Andressen said some big media and telecommunications companies still don't get the Web. But the browser's here to stay, becoming the center of young people's social lives through sites such as Facebook. With his current company, Ning, Andreessen is pushing social networking through the Google-backed Open Social platform.
Mozilla RAISED expectations for its upcoming mobile browser, called Fennec. (FEN - ICK) Mitchell Baker, who holds the title Chief Lizard Wrangler, said people should be able to access the Web the same way no matter where they are.
Mitchell Baker
When we use the internet what can we do with it? We should be able to access information, interact with it, manipulate it, mix it up, mash it up, save it, store it, sync it, share it. All of those things. It should be irrelevant whether I'm using a classic desktop laptop device or it's a device that has a phone on it.

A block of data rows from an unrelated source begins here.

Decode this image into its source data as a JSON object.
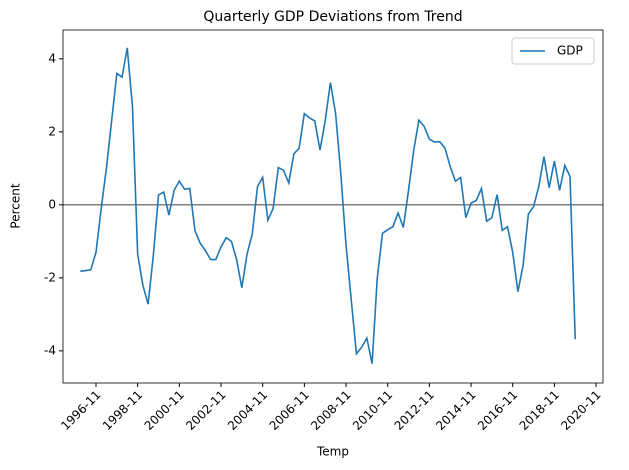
{
  "chart_data": {
    "type": "line",
    "title": "Quarterly GDP Deviations from Trend",
    "x_label": "Temp",
    "y_label": "Percent",
    "x": [
      "1996-02",
      "1996-05",
      "1996-08",
      "1996-11",
      "1997-02",
      "1997-05",
      "1997-08",
      "1997-11",
      "1998-02",
      "1998-05",
      "1998-08",
      "1998-11",
      "1999-02",
      "1999-05",
      "1999-08",
      "1999-11",
      "2000-02",
      "2000-05",
      "2000-08",
      "2000-11",
      "2001-02",
      "2001-05",
      "2001-08",
      "2001-11",
      "2002-02",
      "2002-05",
      "2002-08",
      "2002-11",
      "2003-02",
      "2003-05",
      "2003-08",
      "2003-11",
      "2004-02",
      "2004-05",
      "2004-08",
      "2004-11",
      "2005-02",
      "2005-05",
      "2005-08",
      "2005-11",
      "2006-02",
      "2006-05",
      "2006-08",
      "2006-11",
      "2007-02",
      "2007-05",
      "2007-08",
      "2007-11",
      "2008-02",
      "2008-05",
      "2008-08",
      "2008-11",
      "2009-02",
      "2009-05",
      "2009-08",
      "2009-11",
      "2010-02",
      "2010-05",
      "2010-08",
      "2010-11",
      "2011-02",
      "2011-05",
      "2011-08",
      "2011-11",
      "2012-02",
      "2012-05",
      "2012-08",
      "2012-11",
      "2013-02",
      "2013-05",
      "2013-08",
      "2013-11",
      "2014-02",
      "2014-05",
      "2014-08",
      "2014-11",
      "2015-02",
      "2015-05",
      "2015-08",
      "2015-11",
      "2016-02",
      "2016-05",
      "2016-08",
      "2016-11",
      "2017-02",
      "2017-05",
      "2017-08",
      "2017-11",
      "2018-02",
      "2018-05",
      "2018-08",
      "2018-11",
      "2019-02",
      "2019-05",
      "2019-08",
      "2019-11"
    ],
    "series": [
      {
        "name": "GDP",
        "color": "#1f77b4",
        "values": [
          -1.82,
          -1.8,
          -1.78,
          -1.3,
          -0.1,
          1.0,
          2.3,
          3.6,
          3.5,
          4.3,
          2.7,
          -1.35,
          -2.2,
          -2.72,
          -1.4,
          0.27,
          0.35,
          -0.28,
          0.4,
          0.65,
          0.43,
          0.45,
          -0.7,
          -1.05,
          -1.25,
          -1.5,
          -1.5,
          -1.15,
          -0.9,
          -1.0,
          -1.5,
          -2.27,
          -1.35,
          -0.8,
          0.5,
          0.75,
          -0.42,
          -0.1,
          1.02,
          0.95,
          0.6,
          1.4,
          1.55,
          2.5,
          2.38,
          2.3,
          1.5,
          2.3,
          3.35,
          2.5,
          0.85,
          -1.1,
          -2.6,
          -4.08,
          -3.9,
          -3.65,
          -4.35,
          -2.0,
          -0.78,
          -0.68,
          -0.6,
          -0.22,
          -0.62,
          0.4,
          1.5,
          2.32,
          2.15,
          1.8,
          1.72,
          1.73,
          1.55,
          1.05,
          0.65,
          0.75,
          -0.35,
          0.05,
          0.12,
          0.45,
          -0.45,
          -0.35,
          0.28,
          -0.7,
          -0.6,
          -1.3,
          -2.38,
          -1.65,
          -0.25,
          -0.05,
          0.5,
          1.32,
          0.47,
          1.2,
          0.4,
          1.08,
          0.78,
          -3.68
        ]
      }
    ],
    "xlim": [
      "1995-04",
      "2021-03"
    ],
    "xticks": [
      "1996-11",
      "1998-11",
      "2000-11",
      "2002-11",
      "2004-11",
      "2006-11",
      "2008-11",
      "2010-11",
      "2012-11",
      "2014-11",
      "2016-11",
      "2018-11",
      "2020-11"
    ],
    "ylim": [
      -4.88,
      4.79
    ],
    "yticks": [
      -4,
      -2,
      0,
      2,
      4
    ],
    "axhline": 0,
    "legend": "upper right",
    "grid": false
  }
}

She urged developers in the audience to participate in the open development of Fennec.
Yahoo CTO Ari Balogh gave an update on its open development plan.
Ari Balogh
A couple of weeks ago we announced Search Monkey and today I want to announce that we've opened up our beta for development for Search Monkey. You can sign up and start actually start building applications to start actually building applications to innovate around our search results page.

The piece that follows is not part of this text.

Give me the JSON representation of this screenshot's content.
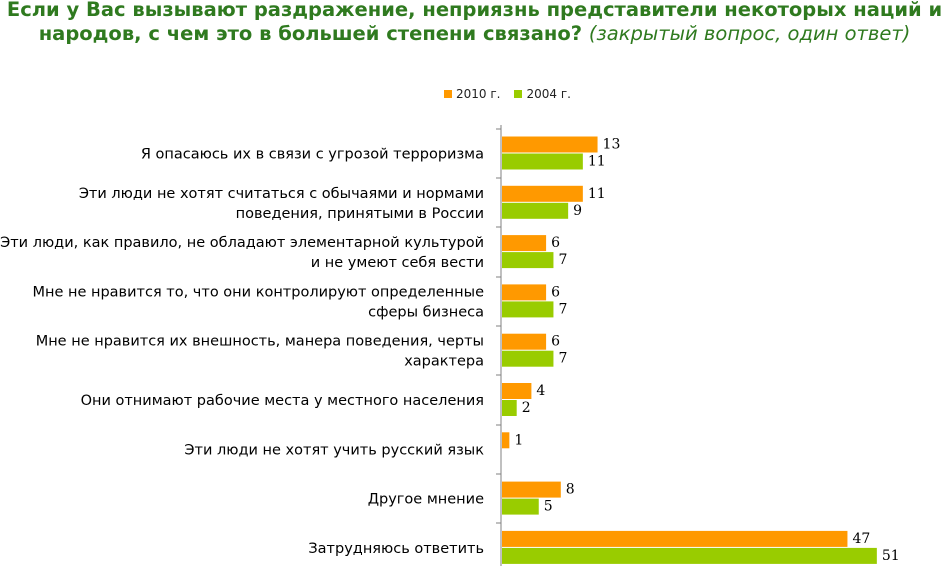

The company announced a limited beta test of a third-party developer program for its Search Monkey platform, designed to enhance users' search experience. Yahoo's also going social, with plans to use personal profiles to help users find friends, keep in touch with them and share content.
The show's packed with more than 150 exhibitors, many of them giving out anything they can to get their names out there. Fortunately, some marketing folks were collecting the free stuff right outside the convention center, to give to charity. They said they're independent marketing consultants who favor online promotion because it's less wasteful. Naturally, their van carried the names of sponsors.